Nieuw Sloten itself was was first planned around 1985 - it would have been the Olympic Village in Amsterdam's failed bid for the 1992 Olympics. VINEX is an abbreviation for the revised 4th national spatial plan. This 1990's policy attempted to "limit urban dispersal" by concentrating hundreds of thousands of people, in large new developments at the edge of existing cities. Instead they made low-rise, low-density suburban housing the norm, and things got worse. After pressure from neoliberal economists and the developers lobby, the Balkenende government abandoned most planning controls in May 2004. The new national spatial policy - not a 'national plan' - allows developers to build housing almost anywhere in the country. Inevitably, low-density sprawl will soon be the standard form of development.
the cycle path continues towards the Slotertoren, the highest block in Nieuw Sloten, and crosses tram line 2.
The tram is largely symbolic: in reality the car is the standard transport mode. Here the tram is on reserved track of high quality: but further on into the city centre it runs on single track shared with two other lines, in the crowded Leidsestraat. And the city centre is not the employment destination for residents of VINEX locations anyway.

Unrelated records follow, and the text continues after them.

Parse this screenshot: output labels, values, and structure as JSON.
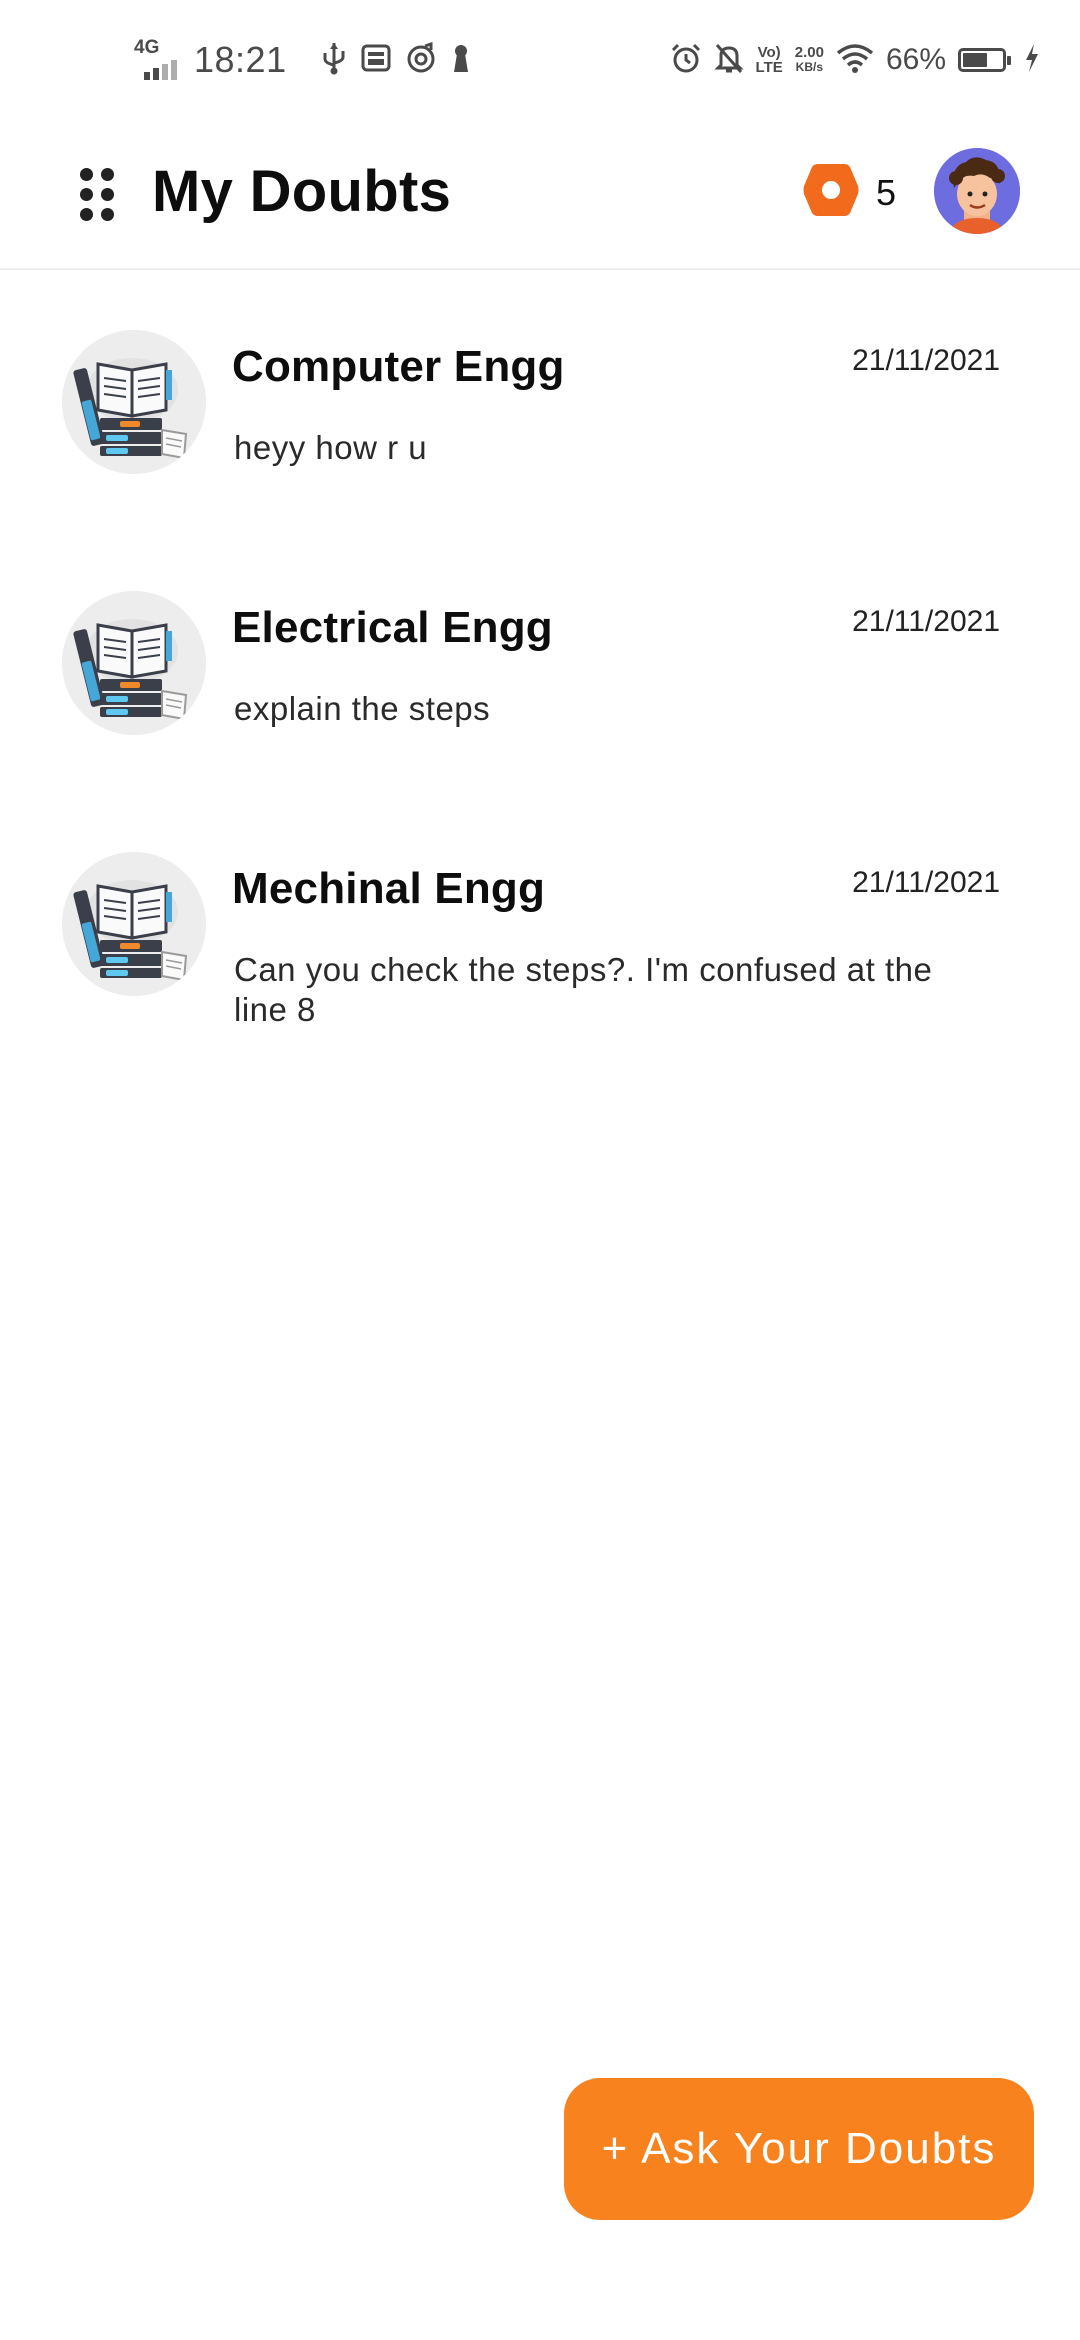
{
  "status_bar": {
    "network_type": "4G",
    "time": "18:21",
    "volte_top": "Vo)",
    "volte_bottom": "LTE",
    "speed_value": "2.00",
    "speed_unit": "KB/s",
    "battery_percent": "66%",
    "battery_level": 0.66,
    "icons": [
      "signal-icon",
      "usb-icon",
      "message-icon",
      "music-icon",
      "keyhole-icon",
      "alarm-icon",
      "bell-off-icon",
      "wifi-icon",
      "battery-icon",
      "charging-icon"
    ]
  },
  "header": {
    "title": "My Doubts",
    "coin_count": "5",
    "menu_icon": "grid-dots-icon",
    "coin_icon": "coin-icon",
    "avatar_icon": "user-avatar"
  },
  "doubts": [
    {
      "subject": "Computer Engg",
      "date": "21/11/2021",
      "message": "heyy how r u"
    },
    {
      "subject": "Electrical Engg",
      "date": "21/11/2021",
      "message": "explain the steps"
    },
    {
      "subject": "Mechinal Engg",
      "date": "21/11/2021",
      "message": "Can you check the steps?. I'm confused at the line 8"
    }
  ],
  "fab": {
    "label": "+ Ask Your Doubts"
  },
  "colors": {
    "accent": "#f8821e",
    "coin": "#f26a1b",
    "avatar_bg": "#6d6de0",
    "text_primary": "#0d0d0d",
    "text_secondary": "#2a2a2a",
    "status_icons": "#4a4a4a"
  }
}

continue past the shops. Go straight on, cross at the traffic lights, and continue along the cycle path in the direction Oeverlanden.
go to the right at the next roundabout, follow the cycle sign for Sloten, onto the Sloter weg. (The 8 m brick sculpture here, is apparently intended as a windmill, not a rabbit). Until the early 20th century, this was a road through open grassland, to a small agricultural village.
cycle straight on, into the historical core of the village of Sloten. The first village church is not very old (1900) : Dutch Catholics built many new churches after their 19th-century social emancipation, see the 1910 Catholic Encyclopedia.
at nr. 1204 go into the alley, to look at a surviving boundary marker of the city of Amsterdam: TERMINUS PROSCRIPTIONIS.
Located here because it was one German mile (7,4 km) from the city gate, it marked the limit of city jurisdiction, as fixed in late-mediaeval times. (The Sloten road was a main route to the city at that time). Those sentenced to exile faced execution, if they crossed this point, back into the city.
continue along the village street, with its two-storey rural houses. At nr 1253, turn right toward the older church, across Dorpsplein, the old village square. A sign explains that it is built on the site of a mediaeval terp - a raised mound. A terp (plural terpen) was the only flood defence, before dike construction began around 1200. The circular graveyard around the church is still visibly raised: go around it anti-clockwise, to the right.
when you reach the church door, turn right into the Nieuwe Aker weg, then left into the Akerpolder straat. The first building here still has the sign above the door indicating its original function: Wees- en Armenhuis (Orphanage and Poor-house).
back at the village street, turn right to continue: here too some farm buildings survive. 200 m on, the old settlement ends: pass a car-wash on the right. However, ahead there is still a windmill.
cycle on and cross the main road to the windmill, a water pumping mill from 1847. It is the only one in the region open daily, heavily restored, and it is primarily a tourist attraction. The sign attempts to associate it with Rembrandt. Indeed he was the son of a miller, and he sketched in the area. That does not mean he lived in this windmill, but if you have come all the way from Osaka or Minneapolis, why quibble about details?
this is the end of this urban route. To return, follow the main road here, back toward Centrum. It brings you back to Plesman laan: from there, simply follow tram line 2 all the way back to the centre.